Is this the year High Performance Sport NZ is finally held to account?
Why aren’t the Liam Lawsons of New Zealand sport funded during their early careers in the same way as the Dame Lisa Carringtons?
It’s just one of a slew of reasonable questions that could be asked of our government-funded sports organisation, which continues to dole out taxpayer money to “high-performance” sports, despite a questionable strategy.
Some of those past decisions include ignoring anybody in sport using an engine and practically anybody picking up a tennis racket.
Despite New Zealand’s stellar international motorsport record, current superstars such as Scott Dixon and emerging ones like Lawson are forced to rely on benefactors like the late Sir Colin Giltrap and other philanthropists to fund their early careers.
For some obscure reason, it would appear that High Performance Sport New Zealand (HPSNZ) doesn’t think of motorsport (two or four wheels, open-wheelers, rally cars or Supercars) as a real sport worthy of its attention or funding.
As for tennis, it again seems that the attitude is “why bother?” It’s considered too competitive globally, so Tennis New Zealand largely gets shafted on funding. There’s been a belated rush to attach itself to golf via Dame Lydia Ko, but the reality is she and the likes of Ryan Fox achieved their lofty status in spite of HPSNZ, not because of them.
And if you’re fortunate enough to attend a school where they can afford rowing equipment, or you have parents who can support you in an expensive sport like sailing or cycling, you’re in a good state.
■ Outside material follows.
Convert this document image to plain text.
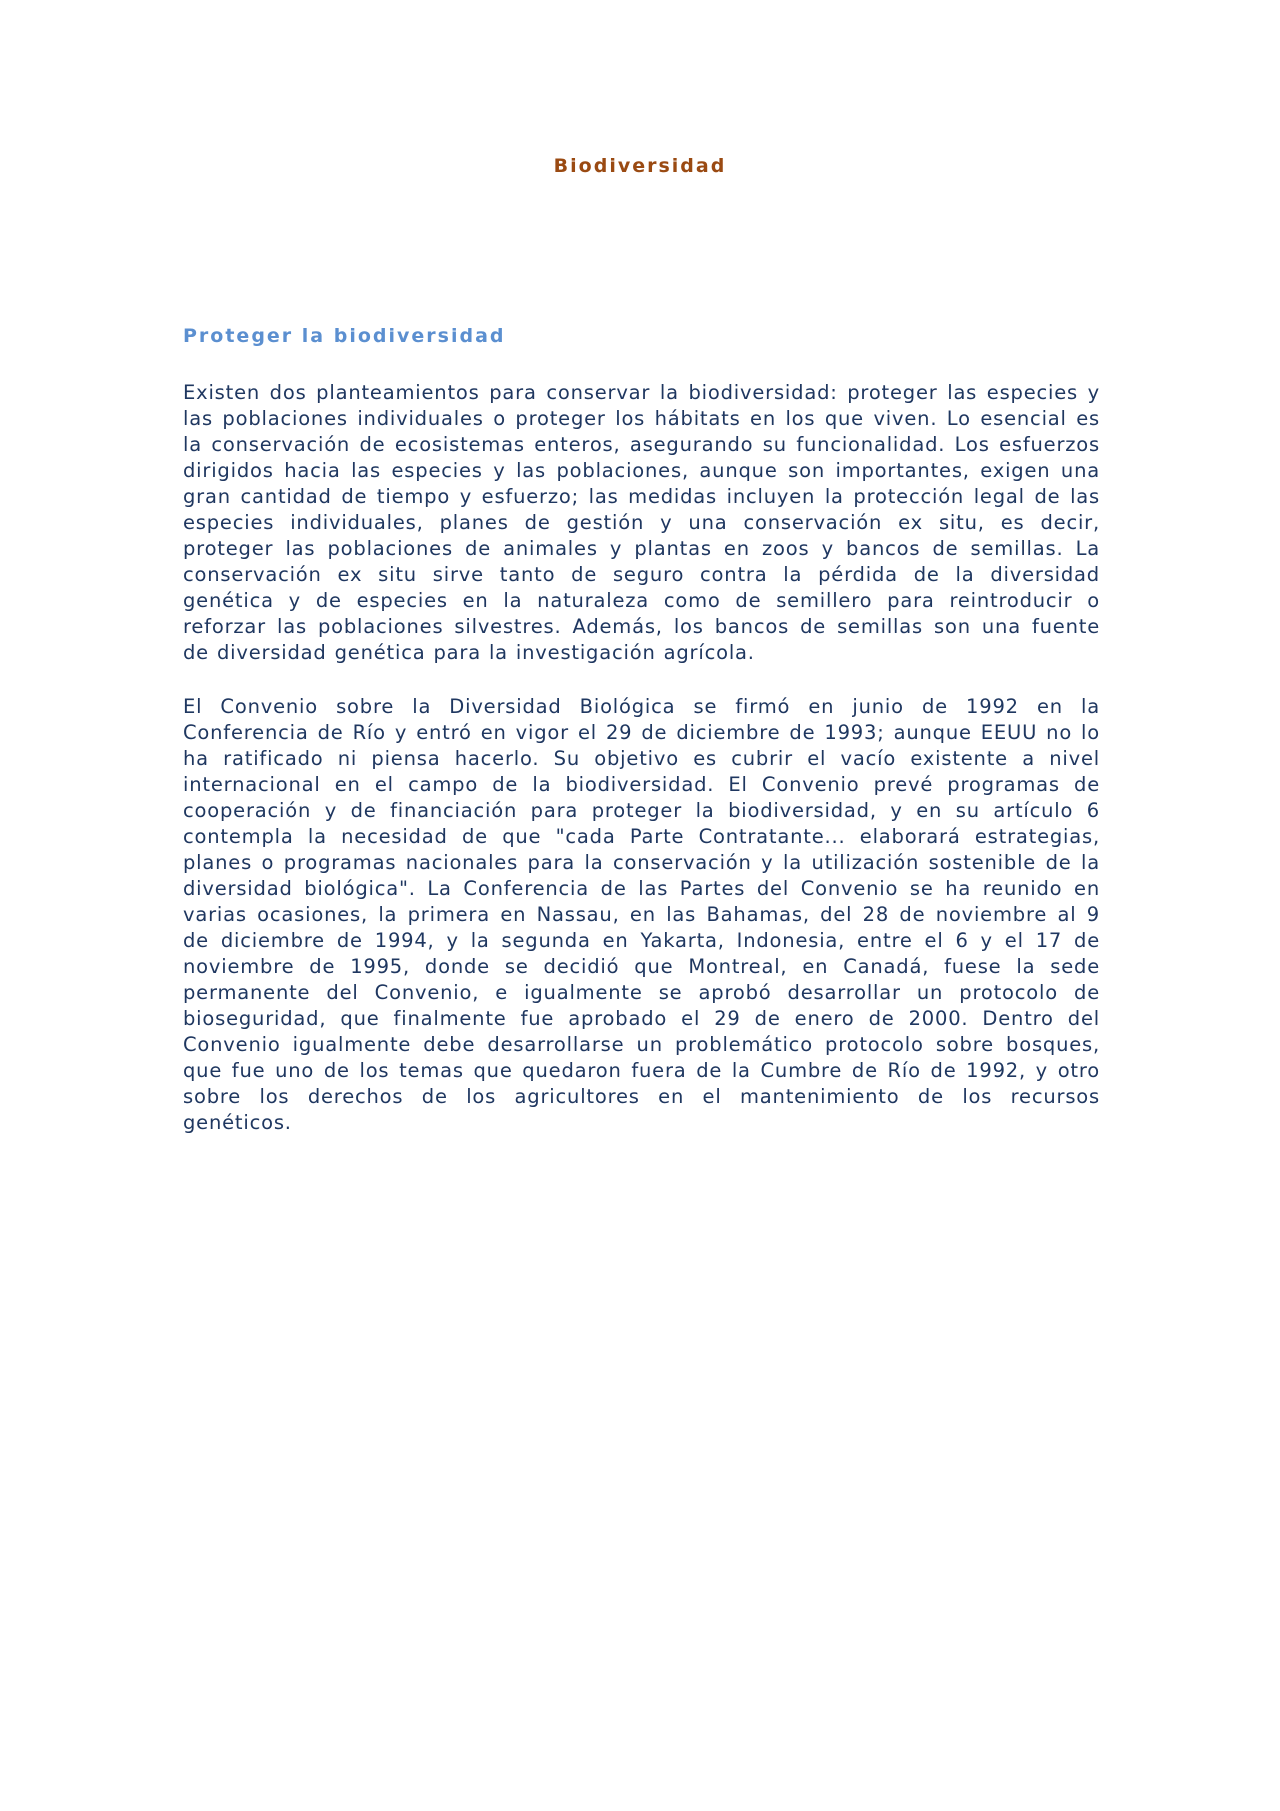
Biodiversidad
Proteger la biodiversidad

Existen dos planteamientos para conservar la biodiversidad: proteger las especies y las poblaciones individuales o proteger los hábitats en los que viven. Lo esencial es la conservación de ecosistemas enteros, asegurando su funcionalidad. Los esfuerzos dirigidos hacia las especies y las poblaciones, aunque son importantes, exigen una gran cantidad de tiempo y esfuerzo; las medidas incluyen la protección legal de las especies individuales, planes de gestión y una conservación ex situ, es decir, proteger las poblaciones de animales y plantas en zoos y bancos de semillas. La conservación ex situ sirve tanto de seguro contra la pérdida de la diversidad genética y de especies en la naturaleza como de semillero para reintroducir o reforzar las poblaciones silvestres. Además, los bancos de semillas son una fuente de diversidad genética para la investigación agrícola.

El Convenio sobre la Diversidad Biológica se firmó en junio de 1992 en la Conferencia de Río y entró en vigor el 29 de diciembre de 1993; aunque EEUU no lo ha ratificado ni piensa hacerlo. Su objetivo es cubrir el vacío existente a nivel internacional en el campo de la biodiversidad. El Convenio prevé programas de cooperación y de financiación para proteger la biodiversidad, y en su artículo 6 contempla la necesidad de que "cada Parte Contratante... elaborará estrategias, planes o programas nacionales para la conservación y la utilización sostenible de la diversidad biológica". La Conferencia de las Partes del Convenio se ha reunido en varias ocasiones, la primera en Nassau, en las Bahamas, del 28 de noviembre al 9 de diciembre de 1994, y la segunda en Yakarta, Indonesia, entre el 6 y el 17 de noviembre de 1995, donde se decidió que Montreal, en Canadá, fuese la sede permanente del Convenio, e igualmente se aprobó desarrollar un protocolo de bioseguridad, que finalmente fue aprobado el 29 de enero de 2000. Dentro del Convenio igualmente debe desarrollarse un problemático protocolo sobre bosques, que fue uno de los temas que quedaron fuera de la Cumbre de Río de 1992, y otro sobre los derechos de los agricultores en el mantenimiento de los recursos genéticos.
HPSNZ loves those sports because they win Olympic medals.
But how many kids in New Zealand have true access to those sports – and at what cost is the prioritisation of medals over mental health?
The Olivia Podmore inquest, which is sadly dragging on into this year, laid bare the abysmal handling of a distressed athlete by her National Sports Organisation (NSO) and our national funding body.
Sports Insider believes HPSNZ needs to be disbanded and the funding of athletes brought under the banner of Sport New Zealand, who then need to conduct an independent review of which sports are funded and to what degree.
Will it happen?
Team of the Week
Sir Russell Coutts: A genius entrepreneur as well as one of our greatest sailors. Coutts has created something special with SailGP, which thrilled Aucklanders and showcased dynamic modern sport at its best.
Chris Wood: Scored his 14th goal of the season for Nottingham Forest in a win over Southampton last weekend to equal his best Premier League season – and there are still 15 games left!
Maya Hahn: New Zealand wins a battle over Germany for the affections of the 23-year-old rising midfielder and current Bundesliga player who is expected to be rushed into the Football Ferns squad to play Costa Rica next month.